No. I think people need to realize that data and technology are two discrete disciplines. Data doesn't just come free with technology. But at the same time, technology and data need to be inextricably linked. And so I think of it as a very healthy relationship, but one that needs to be acknowledged as two discrete disciplines-- one complementing the other.
And how do you think about privacy-- a huge issue in the industry these days, and especially around the world, in light of a lot of major issues in the industry. People really care a lot about their privacy of their data-- that it's not being used for reasons that it was not intended for, et cetera. How does privacy security play into the data strategy?
So privacy, security and entitlements, records management-- what you need to retain versus what you can delete-- all very important. And all a byproduct of a good data governance strategy. If you understand what data you have, how sensitive it is, and where it resides, then you can ensure that you're protecting it the way you need to protect it, and that you understand exactly where it's going and whether or not it should be going there. So privacy is something we take extraordinarily seriously, but you need to enable it with a good data-governance strategy.

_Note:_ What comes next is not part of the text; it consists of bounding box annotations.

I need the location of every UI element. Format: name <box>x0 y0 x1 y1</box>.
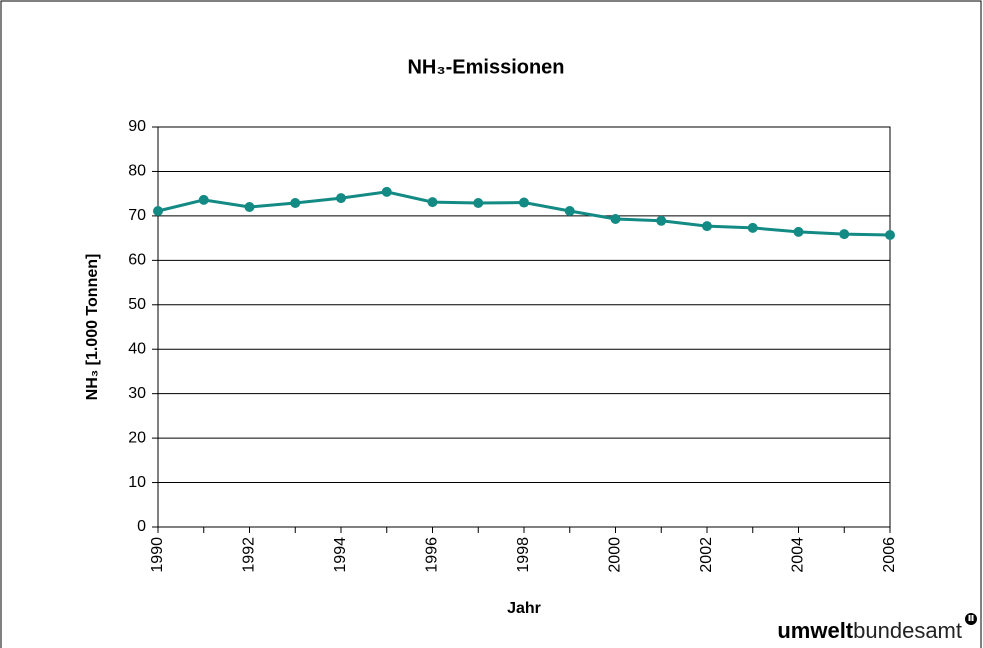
y-tick-label: 20 <box>128 429 146 446</box>
y-tick-label: 70 <box>128 207 146 224</box>
data-point <box>290 198 301 208</box>
data-point <box>381 186 392 197</box>
y-axis-label: NH₃ [1.000 Tonnen] <box>84 254 101 401</box>
x-tick-label: 1998 <box>515 537 532 573</box>
x-tick-label: 2004 <box>790 537 807 573</box>
x-tick-label: 2006 <box>881 537 898 573</box>
data-point <box>656 215 667 226</box>
data-point <box>564 206 575 216</box>
y-tick-label: 50 <box>128 296 146 313</box>
data-point <box>702 221 712 232</box>
data-point <box>610 214 621 224</box>
data-point <box>198 194 209 205</box>
y-tick-label: 30 <box>128 385 146 402</box>
data-point <box>519 197 529 208</box>
data-point <box>747 222 758 233</box>
logo-icon <box>965 613 977 625</box>
x-tick-label: 1994 <box>332 537 349 573</box>
y-tick-label: 90 <box>128 118 146 135</box>
chart-title: NH₃-Emissionen <box>407 56 564 78</box>
data-point <box>839 229 850 240</box>
x-axis-label: Jahr <box>507 600 541 617</box>
y-tick-label: 60 <box>128 252 146 269</box>
x-tick-label: 1996 <box>424 537 441 573</box>
x-tick-label: 2002 <box>698 537 715 573</box>
data-point <box>793 226 804 237</box>
data-point <box>153 206 163 216</box>
y-tick-label: 80 <box>128 163 146 180</box>
data-point <box>473 198 484 208</box>
y-tick-label: 10 <box>128 474 146 491</box>
logo-bold: umwelt <box>777 618 853 643</box>
data-point <box>244 202 255 212</box>
data-point <box>336 193 346 204</box>
y-tick-label: 40 <box>128 340 146 357</box>
data-point <box>427 197 438 208</box>
data-point <box>885 230 895 240</box>
x-tick-label: 1990 <box>149 537 166 573</box>
x-tick-label: 1992 <box>241 537 258 573</box>
x-tick-label: 2000 <box>607 537 624 573</box>
y-tick-label: 0 <box>137 518 146 535</box>
logo-regular: bundesamt <box>853 618 962 643</box>
logo: umweltbundesamt <box>777 618 962 643</box>
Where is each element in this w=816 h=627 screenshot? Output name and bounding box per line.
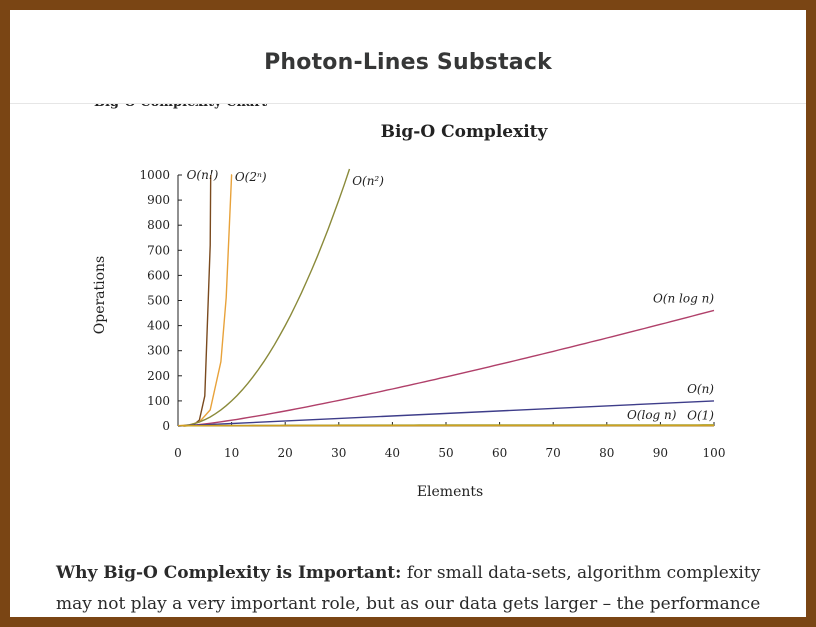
x-tick-label: 20 — [278, 446, 293, 460]
x-axis-label: Elements — [417, 484, 483, 500]
x-tick-label: 100 — [703, 446, 726, 460]
y-tick-label: 200 — [147, 369, 170, 383]
paragraph-text: for small data-sets, algorithm complexit… — [56, 563, 761, 614]
y-tick-label: 1000 — [139, 168, 170, 182]
y-tick-label: 0 — [162, 419, 170, 433]
series-line-n — [177, 400, 715, 427]
y-tick-label: 600 — [147, 268, 170, 282]
x-tick-label: 40 — [385, 446, 400, 460]
chart-curves — [177, 168, 715, 427]
series-line-n-fact — [178, 174, 212, 427]
big-o-chart: Big-O Complexity 01002003004005006007008… — [92, 122, 726, 500]
curve-label-n-fact: O(n!) — [187, 168, 219, 182]
curve-label-n-sq: O(n²) — [352, 174, 384, 188]
x-tick-label: 90 — [653, 446, 668, 460]
y-tick-label: 300 — [147, 344, 170, 358]
curve-label-n-log-n: O(n log n) — [653, 291, 714, 305]
y-axis-label: Operations — [92, 256, 108, 335]
y-tick-label: 800 — [147, 218, 170, 232]
paragraph-lead: Why Big-O Complexity is Important: — [56, 563, 402, 583]
y-tick-label: 100 — [147, 394, 170, 408]
y-tick-label: 900 — [147, 193, 170, 207]
x-tick-label: 30 — [331, 446, 346, 460]
curve-label-n: O(n) — [687, 382, 714, 396]
y-tick-label: 400 — [147, 319, 170, 333]
x-tick-label: 80 — [599, 446, 614, 460]
article-paragraph: Why Big-O Complexity is Important: for s… — [56, 558, 766, 617]
site-header: Photon-Lines Substack — [10, 10, 806, 104]
y-tick-label: 500 — [147, 294, 170, 308]
y-tick-label: 700 — [147, 243, 170, 257]
x-tick-label: 10 — [224, 446, 239, 460]
chart-title: Big-O Complexity — [381, 122, 549, 142]
chart-curve-labels: O(n!) O(2ⁿ) O(n²) O(n log n) O(n) O(log n) O(1… — [187, 168, 715, 423]
curve-label-log-n: O(log n) — [627, 408, 677, 422]
series-line-n-sq — [177, 168, 351, 427]
x-tick-label: 0 — [174, 446, 182, 460]
x-tick-label: 60 — [492, 446, 507, 460]
curve-label-two-n: O(2ⁿ) — [235, 170, 267, 184]
series-line-n-log-n — [183, 309, 715, 427]
curve-label-one: O(1) — [687, 409, 714, 423]
x-tick-label: 70 — [546, 446, 561, 460]
x-tick-label: 50 — [438, 446, 453, 460]
site-title[interactable]: Photon-Lines Substack — [264, 50, 552, 75]
article-page: Photon-Lines Substack Big-O Complexity C… — [10, 10, 806, 617]
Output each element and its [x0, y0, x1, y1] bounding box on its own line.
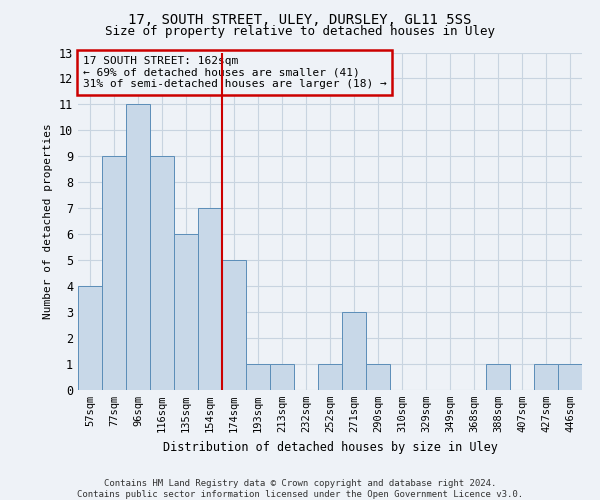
Bar: [558, 364, 582, 390]
Bar: [174, 234, 198, 390]
Bar: [534, 364, 558, 390]
Bar: [486, 364, 510, 390]
Text: 17, SOUTH STREET, ULEY, DURSLEY, GL11 5SS: 17, SOUTH STREET, ULEY, DURSLEY, GL11 5S…: [128, 12, 472, 26]
Text: Size of property relative to detached houses in Uley: Size of property relative to detached ho…: [105, 25, 495, 38]
Bar: [270, 364, 294, 390]
Bar: [366, 364, 390, 390]
Bar: [246, 364, 270, 390]
Bar: [150, 156, 174, 390]
X-axis label: Distribution of detached houses by size in Uley: Distribution of detached houses by size …: [163, 440, 497, 454]
Bar: [342, 312, 366, 390]
Text: Contains HM Land Registry data © Crown copyright and database right 2024.: Contains HM Land Registry data © Crown c…: [104, 478, 496, 488]
Bar: [78, 286, 102, 390]
Text: Contains public sector information licensed under the Open Government Licence v3: Contains public sector information licen…: [77, 490, 523, 499]
Bar: [198, 208, 222, 390]
Bar: [318, 364, 342, 390]
Bar: [126, 104, 150, 390]
Bar: [102, 156, 126, 390]
Text: 17 SOUTH STREET: 162sqm
← 69% of detached houses are smaller (41)
31% of semi-de: 17 SOUTH STREET: 162sqm ← 69% of detache…: [83, 56, 387, 89]
Bar: [222, 260, 246, 390]
Y-axis label: Number of detached properties: Number of detached properties: [43, 124, 53, 319]
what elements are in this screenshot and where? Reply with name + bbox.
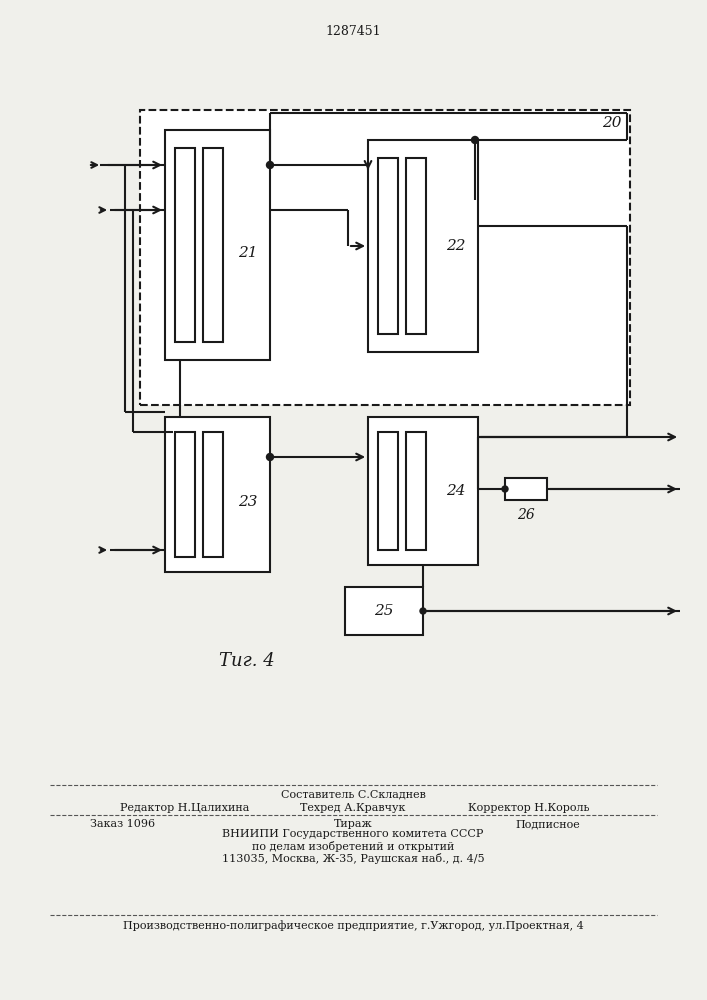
Text: Производственно-полиграфическое предприятие, г.Ужгород, ул.Проектная, 4: Производственно-полиграфическое предприя… [122,920,583,931]
Bar [345,587,423,635]
Text: 1287451: 1287451 [325,25,381,38]
Bar [378,158,398,334]
Text: 23: 23 [238,495,258,510]
Circle shape [267,161,274,168]
Text: Редактор Н.Цалихина: Редактор Н.Цалихина [120,803,250,813]
Circle shape [472,136,479,143]
Text: по делам изобретений и открытий: по делам изобретений и открытий [252,841,454,852]
Text: 21: 21 [238,246,258,260]
Bar [406,432,426,550]
Bar [203,432,223,557]
Text: Техред А.Кравчук: Техред А.Кравчук [300,803,406,813]
Text: ВНИИПИ Государственного комитета СССР: ВНИИПИ Государственного комитета СССР [222,829,484,839]
Bar [140,110,630,405]
Text: Подписное: Подписное [515,819,580,829]
Bar [368,417,478,565]
Text: 26: 26 [517,508,535,522]
Text: Корректор Н.Король: Корректор Н.Король [469,803,590,813]
Text: 20: 20 [602,116,622,130]
Bar [165,130,270,360]
Circle shape [267,454,274,460]
Text: Составитель С.Складнев: Составитель С.Складнев [281,789,426,799]
Bar [505,478,547,500]
Text: 113035, Москва, Ж-35, Раушская наб., д. 4/5: 113035, Москва, Ж-35, Раушская наб., д. … [222,853,484,864]
Text: Заказ 1096: Заказ 1096 [90,819,155,829]
Circle shape [420,608,426,614]
Bar [378,432,398,550]
Bar [406,158,426,334]
Bar [165,417,270,572]
Bar [175,432,195,557]
Text: Тираж: Тираж [334,819,373,829]
Bar [203,148,223,342]
Text: 22: 22 [446,239,466,253]
Bar [368,140,478,352]
Circle shape [502,486,508,492]
Text: 25: 25 [374,604,394,618]
Bar [175,148,195,342]
Text: 24: 24 [446,484,466,498]
Text: Τиг. 4: Τиг. 4 [219,652,275,670]
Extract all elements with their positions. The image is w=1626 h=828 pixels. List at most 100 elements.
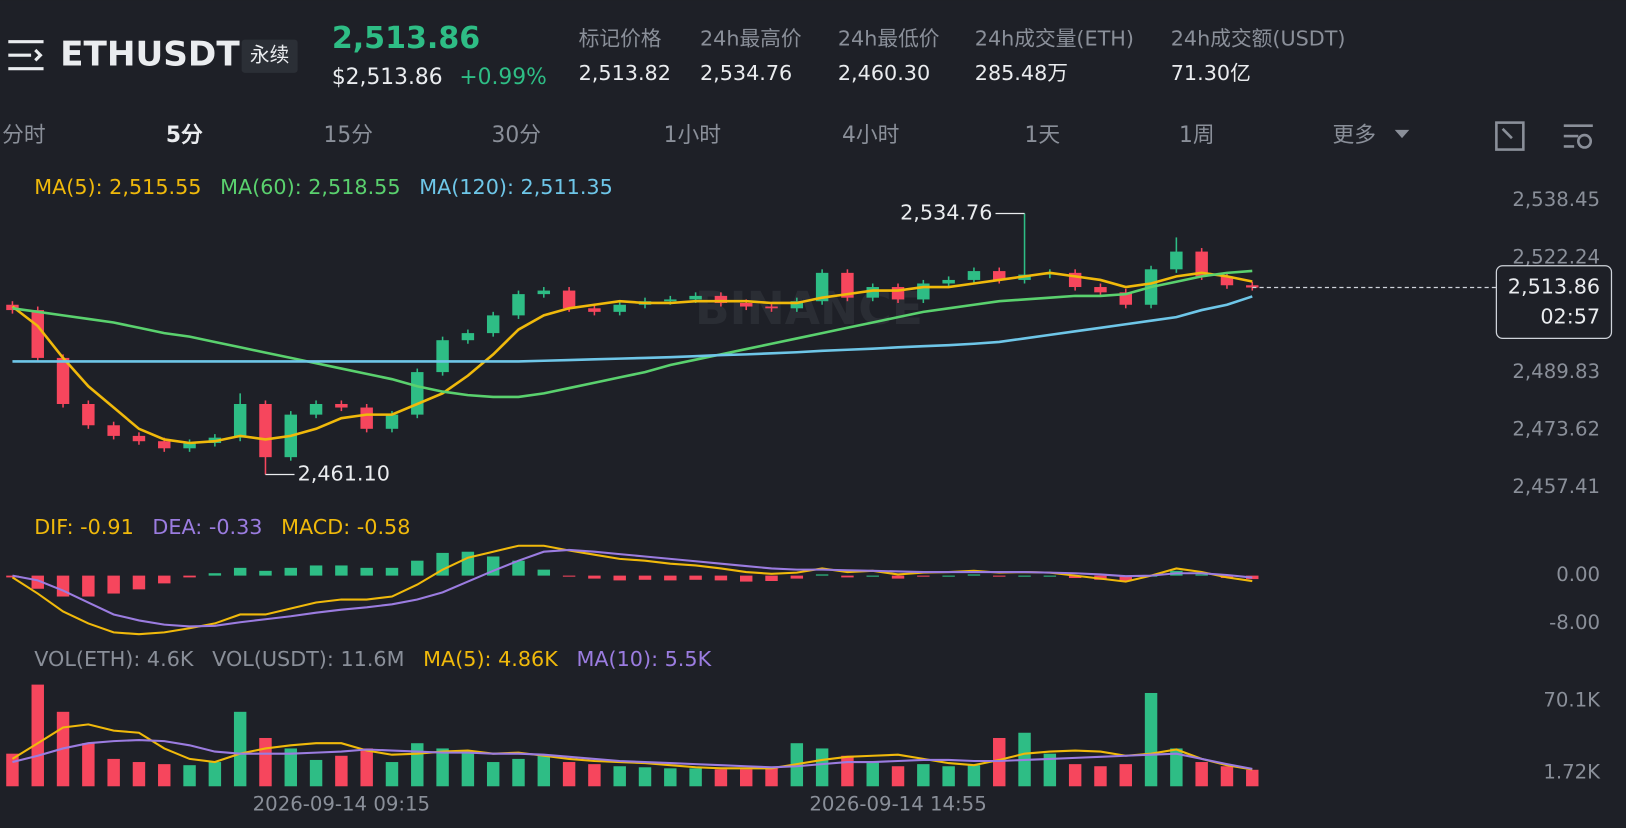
macd-bar: [664, 575, 677, 581]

So, finally, for a lot of our listeners who might be in smaller companies-- maybe don't have the resources of a firm like ours or something like that. what advice would you have for them about how they get after this?
So one of the questions would be, do you have an organization that's responsible for technology? And if you do, then you need to have one that's responsible for data. Now, does it have to be an enormous organization? We have a very sizable organization dedicated to data governance. That doesn't mean that a smaller company needs to have that. But it would benefit from having people who are clearly accountable for data governance, just like you have people clearly accountable for technology.
And in companies where they are using third parties as technology providers or developers, how do they think about it?
Yeah, that's going to happen in a number of different cases. The important thing there is that you bring those technologies into your firm sensitive to a data model that brings all those disparate places together. If you just allow every data model to be different, then it's going to be hard to speak with one voice as a company.